The combined effects of menopause, thyroid trouble and insulin resistance can result in prodigious weight gain.  This significantly predisposes a person to the sleep apnea syndrome.  However, even without obesity, sleep apnea becomes rather common at mid-life.  It can steal our vitality while we sleep and we may never realize what is causing the problem.

Hormone replacement can alter thyroid hormone activity – and vice-versa.  Estrogen and thyroid hormones have “cross-talk” in the cell nucleus.  Occasionally, thyroid treatment must be adjusted after starting HRT – just as we may need to increase estrogen doses after going on thyroid treatment.

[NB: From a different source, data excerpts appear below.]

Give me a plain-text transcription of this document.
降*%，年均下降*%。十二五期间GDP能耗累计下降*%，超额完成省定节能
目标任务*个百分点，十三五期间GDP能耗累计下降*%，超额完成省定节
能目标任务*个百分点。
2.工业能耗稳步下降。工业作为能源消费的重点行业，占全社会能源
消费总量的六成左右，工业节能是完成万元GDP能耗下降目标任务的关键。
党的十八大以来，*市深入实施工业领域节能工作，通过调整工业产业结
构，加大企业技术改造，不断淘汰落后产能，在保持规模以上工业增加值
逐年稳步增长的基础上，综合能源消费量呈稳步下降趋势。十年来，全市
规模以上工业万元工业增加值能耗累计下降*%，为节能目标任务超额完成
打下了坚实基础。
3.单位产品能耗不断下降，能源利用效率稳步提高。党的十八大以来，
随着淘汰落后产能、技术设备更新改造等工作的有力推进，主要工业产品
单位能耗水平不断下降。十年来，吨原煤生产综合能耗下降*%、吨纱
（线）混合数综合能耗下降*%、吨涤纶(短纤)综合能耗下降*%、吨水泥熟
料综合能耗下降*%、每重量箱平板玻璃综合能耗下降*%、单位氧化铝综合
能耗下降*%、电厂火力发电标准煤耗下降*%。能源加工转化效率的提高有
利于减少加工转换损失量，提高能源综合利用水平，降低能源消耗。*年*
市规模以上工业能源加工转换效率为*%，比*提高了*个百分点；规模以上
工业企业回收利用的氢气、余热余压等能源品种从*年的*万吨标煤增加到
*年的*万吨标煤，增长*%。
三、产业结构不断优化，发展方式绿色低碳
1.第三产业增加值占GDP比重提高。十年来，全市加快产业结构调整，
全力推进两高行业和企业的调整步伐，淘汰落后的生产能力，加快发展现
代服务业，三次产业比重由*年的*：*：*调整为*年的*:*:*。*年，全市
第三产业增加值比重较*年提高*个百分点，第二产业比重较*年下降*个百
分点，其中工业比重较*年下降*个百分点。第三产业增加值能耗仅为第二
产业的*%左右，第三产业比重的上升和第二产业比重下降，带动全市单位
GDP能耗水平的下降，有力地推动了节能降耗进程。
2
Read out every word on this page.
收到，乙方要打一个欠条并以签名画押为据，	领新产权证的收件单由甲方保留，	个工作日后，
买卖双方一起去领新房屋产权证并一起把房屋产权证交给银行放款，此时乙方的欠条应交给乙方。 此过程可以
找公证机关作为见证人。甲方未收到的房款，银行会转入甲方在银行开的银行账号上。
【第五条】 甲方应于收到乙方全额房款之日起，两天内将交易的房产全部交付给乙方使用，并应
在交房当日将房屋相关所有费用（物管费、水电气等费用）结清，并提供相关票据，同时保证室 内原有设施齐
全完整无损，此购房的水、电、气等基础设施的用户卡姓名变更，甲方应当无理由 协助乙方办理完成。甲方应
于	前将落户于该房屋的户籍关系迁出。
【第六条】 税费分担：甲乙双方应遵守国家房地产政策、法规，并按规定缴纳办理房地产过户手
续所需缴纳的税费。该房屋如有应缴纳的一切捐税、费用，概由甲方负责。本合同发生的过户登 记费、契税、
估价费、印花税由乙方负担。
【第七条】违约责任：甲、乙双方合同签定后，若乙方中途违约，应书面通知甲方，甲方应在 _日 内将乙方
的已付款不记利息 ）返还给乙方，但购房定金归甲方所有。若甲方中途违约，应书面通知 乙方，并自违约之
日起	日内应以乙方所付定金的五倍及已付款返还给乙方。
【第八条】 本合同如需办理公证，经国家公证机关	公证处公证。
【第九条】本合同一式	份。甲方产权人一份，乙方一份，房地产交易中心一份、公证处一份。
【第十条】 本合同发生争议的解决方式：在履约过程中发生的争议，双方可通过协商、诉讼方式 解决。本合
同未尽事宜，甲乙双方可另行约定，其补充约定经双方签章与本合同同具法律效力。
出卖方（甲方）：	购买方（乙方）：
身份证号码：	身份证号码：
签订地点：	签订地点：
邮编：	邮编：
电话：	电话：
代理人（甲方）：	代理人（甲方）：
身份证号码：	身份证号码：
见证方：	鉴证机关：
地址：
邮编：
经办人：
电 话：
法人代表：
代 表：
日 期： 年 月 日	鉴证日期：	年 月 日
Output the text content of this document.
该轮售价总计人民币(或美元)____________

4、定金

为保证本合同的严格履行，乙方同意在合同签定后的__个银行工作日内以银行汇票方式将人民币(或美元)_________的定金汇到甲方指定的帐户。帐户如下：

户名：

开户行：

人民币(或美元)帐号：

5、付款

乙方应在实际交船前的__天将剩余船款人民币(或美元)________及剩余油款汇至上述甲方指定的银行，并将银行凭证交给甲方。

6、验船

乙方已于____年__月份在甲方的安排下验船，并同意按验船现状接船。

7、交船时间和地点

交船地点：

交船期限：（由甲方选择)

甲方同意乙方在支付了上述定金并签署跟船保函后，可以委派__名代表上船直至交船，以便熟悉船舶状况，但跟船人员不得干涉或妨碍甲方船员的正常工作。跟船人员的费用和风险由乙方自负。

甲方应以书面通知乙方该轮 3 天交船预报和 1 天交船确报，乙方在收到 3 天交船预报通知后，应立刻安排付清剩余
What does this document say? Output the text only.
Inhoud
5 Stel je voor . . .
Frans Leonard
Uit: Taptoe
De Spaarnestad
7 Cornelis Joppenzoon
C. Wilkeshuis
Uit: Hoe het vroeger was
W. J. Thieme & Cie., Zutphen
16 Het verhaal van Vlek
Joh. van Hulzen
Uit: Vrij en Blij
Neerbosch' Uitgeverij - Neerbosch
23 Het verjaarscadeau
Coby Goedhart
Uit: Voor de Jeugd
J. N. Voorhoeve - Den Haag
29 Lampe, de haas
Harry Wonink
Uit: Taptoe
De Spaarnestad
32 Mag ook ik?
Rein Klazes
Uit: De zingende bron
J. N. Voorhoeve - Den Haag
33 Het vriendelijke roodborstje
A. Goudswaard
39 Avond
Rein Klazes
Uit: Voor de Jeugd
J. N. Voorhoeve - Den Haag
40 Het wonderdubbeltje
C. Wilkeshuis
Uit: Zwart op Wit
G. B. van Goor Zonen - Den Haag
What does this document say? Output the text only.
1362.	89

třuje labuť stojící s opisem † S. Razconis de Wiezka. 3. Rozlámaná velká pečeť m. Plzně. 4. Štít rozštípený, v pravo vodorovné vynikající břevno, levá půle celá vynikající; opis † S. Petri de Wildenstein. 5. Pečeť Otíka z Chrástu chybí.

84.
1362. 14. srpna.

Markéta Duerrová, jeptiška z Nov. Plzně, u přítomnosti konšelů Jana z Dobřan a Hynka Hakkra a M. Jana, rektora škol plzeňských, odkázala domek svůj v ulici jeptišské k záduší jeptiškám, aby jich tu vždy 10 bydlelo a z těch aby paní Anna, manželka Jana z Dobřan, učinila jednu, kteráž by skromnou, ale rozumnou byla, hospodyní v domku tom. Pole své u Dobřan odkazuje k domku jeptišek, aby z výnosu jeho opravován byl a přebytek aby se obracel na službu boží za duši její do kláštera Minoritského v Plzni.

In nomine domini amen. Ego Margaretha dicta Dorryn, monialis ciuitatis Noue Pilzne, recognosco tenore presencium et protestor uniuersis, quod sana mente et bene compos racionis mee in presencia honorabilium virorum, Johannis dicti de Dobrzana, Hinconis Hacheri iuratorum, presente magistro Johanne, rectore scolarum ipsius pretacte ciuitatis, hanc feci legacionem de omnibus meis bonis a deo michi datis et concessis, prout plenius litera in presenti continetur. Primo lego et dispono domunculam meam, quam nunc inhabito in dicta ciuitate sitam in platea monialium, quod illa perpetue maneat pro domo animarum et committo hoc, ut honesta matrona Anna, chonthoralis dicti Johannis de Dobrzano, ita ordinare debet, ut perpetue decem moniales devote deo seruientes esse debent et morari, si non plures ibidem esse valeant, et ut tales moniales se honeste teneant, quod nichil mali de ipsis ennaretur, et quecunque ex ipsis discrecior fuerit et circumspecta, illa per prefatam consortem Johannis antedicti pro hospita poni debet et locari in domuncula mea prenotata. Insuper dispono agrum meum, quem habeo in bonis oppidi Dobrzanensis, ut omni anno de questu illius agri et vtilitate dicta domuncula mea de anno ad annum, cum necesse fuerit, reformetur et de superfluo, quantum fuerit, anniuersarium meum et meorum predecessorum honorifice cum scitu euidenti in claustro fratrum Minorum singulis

Estradiol is broken down to estrone, as we’ve seen.  Estrone can be metabolized to harmless versions or that trouble-maker 16alpha-hydroxyestrone.  Your practitioner can order a blood test to monitor this through LabCorp and it’s usually covered by insurance.  If an imbalance is found, the nutritional supplement Indole 3 Carbinol  may correct it – Metagenics makes a good one.


Sixty years ago, researchers made hormones available to relieve the suffering of menopausal women.  We are now learning how to use these with precision and skill.  We are guided by research, which has provided important data and fostered new concepts.  We are aided by newly-available and remarkable laboratory technology.  This “new endocrinology” helps us maintain the health and restore the joy of life to an amazing number of people with a minimum of risk.